If you live long enough you see most things come full circle, well-established policies are swept away by ‘modern thinking’ only to be recycled a few years later, hailed as new, dynamic and cutting edge. So it is with weary deja vu that I note that the wheel is turning again on our relationship with the sex industry and all its tentacles.
Like Glasgow, Edinburgh council is considering banning lap-dancing clubs with the usual references to the city’s “liberal attitudes to the sex industry” and the old trope that “historically Edinburgh has turned a blind eye to sex work”.
As one of the people credited and criticised – almost in equal measure – for Edinburgh’s policy on the sex industry, I feel it’s time some facts were straightened.
First, the police approach to the sex industry in 1990s Edinburgh was not liberal, it was pragmatic and there was no blind-eye turned, just the opposite, the policy was driven by the hard-headed need for intelligence and early intervention in the face of a serious public health threat.

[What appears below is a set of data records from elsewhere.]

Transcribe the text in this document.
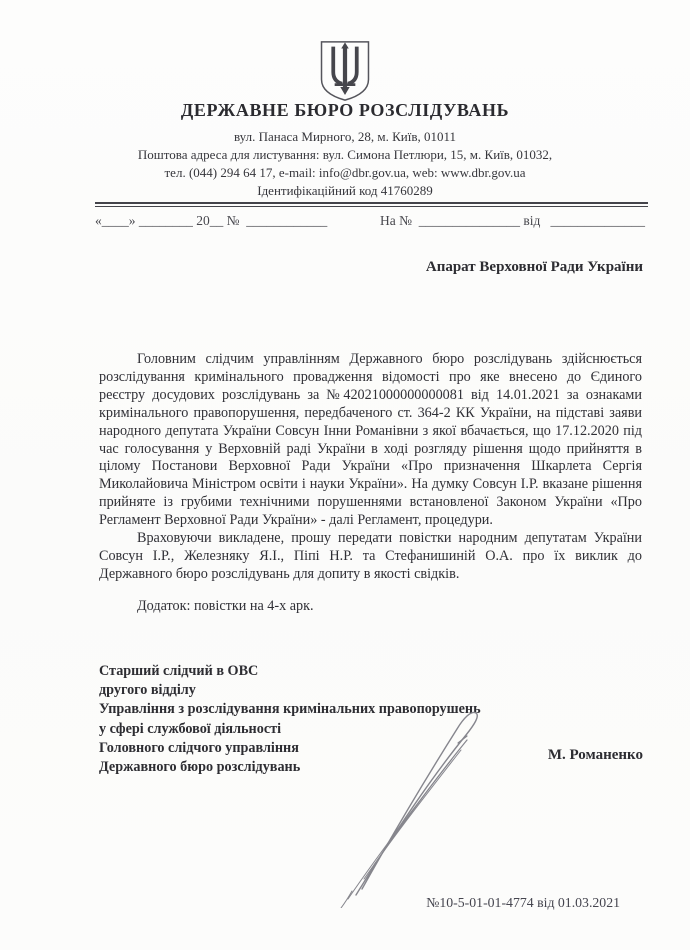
ДЕРЖАВНЕ БЮРО РОЗСЛІДУВАНЬ
вул. Панаса Мирного, 28, м. Київ, 01011
Поштова адреса для листування: вул. Симона Петлюри, 15, м. Київ, 01032,
тел. (044) 294 64 17, e-mail: info@dbr.gov.ua, web: www.dbr.gov.ua
Ідентифікаційний код 41760289
«____» ________ 20__ №  ____________	На №  _______________ від   ______________
Апарат Верховної Ради України

Головним слідчим управлінням Державного бюро розслідувань здійснюється розслідування кримінального провадження відомості про яке внесено до Єдиного реєстру досудових розслідувань за №42021000000000081 від 14.01.2021 за ознаками кримінального правопорушення, передбаченого ст. 364-2 КК України, на підставі заяви народного депутата України Совсун Інни Романівни з якої вбачається, що 17.12.2020 під час голосування у Верховній раді України в ході розгляду рішення щодо прийняття в цілому Постанови Верховної Ради України «Про призначення Шкарлета Сергія Миколайовича Міністром освіти і науки України». На думку Совсун І.Р. вказане рішення прийняте із грубими технічними порушеннями встановленої Законом України «Про Регламент Верховної Ради України» - далі Регламент, процедури.

Враховуючи викладене, прошу передати повістки народним депутатам України Совсун І.Р., Железняку Я.І., Піпі Н.Р. та Стефанишиній О.А. про їх виклик до Державного бюро розслідувань для допиту в якості свідків.

Додаток: повістки на 4-х арк.

Старший слідчий в ОВС
другого відділу
Управління з розслідування кримінальних правопорушень
у сфері службової діяльності
Головного слідчого управління
Державного бюро розслідувань
М. Романенко
№10-5-01-01-4774 від 01.03.2021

We learned a lot about the sex industry in the 1980s, especially in the wake of the still-unsolved murder of Leith Street girl Sheila Anderson. To our horror, we discovered we had lost control, were out of touch, blind to much of what was happening on our streets and under our noses. As the decade wore on, with many more young drug-using girls on the streets and the real threat of an epidemic of blood-borne viruses like HIV/Aids and hepatitus.
The threat became acute, growing from a purely crime issue to one of affecting the health of everyone.
There was a real sense of emergency back then and it galvanised joint action by the health service, council and police in a way I had never seen, before or since.
Brave, sometimes controversial steps were taken, the establishment of a zone of discretionary prosecution – the so-called red-light zone, the support of prostitute help groups, needle exchanges, free condoms and, later, the licensing of saunas – all were put in place in short order.
It worked, the feared epidemic of blood-borne virus’s failed to materialise and the police regained their grip on the street-sex industry, avoiding at least some of the violent crime seen elsewhere.
It’s always difficult to claim success for something that didn’t happen, something that was prevented, but even so I have always felt that the health, civic and voluntary sector leaders of that generation, before my own, got scant recognition for bold interventions that reduced risk and harm.
And that is the crucial point, the sex industry will always exist and though you may reduce risk you will never remove it altogether. Licensing venues on the periphery of the industry give access and an element of control; drive it underground at your peril.
So a word of caution to this latest group of reformers. The policies of the past were not formed in a haphazard manner by fools, the sex industry is interconnected, tamper with one element and it will impact on others.
Perhaps it is time for reform and change in our regulation of the sex industry – the online world has changed much – but it would be wise to tread carefully and do your homework first.
Otherwise, you could end up doing more harm than good.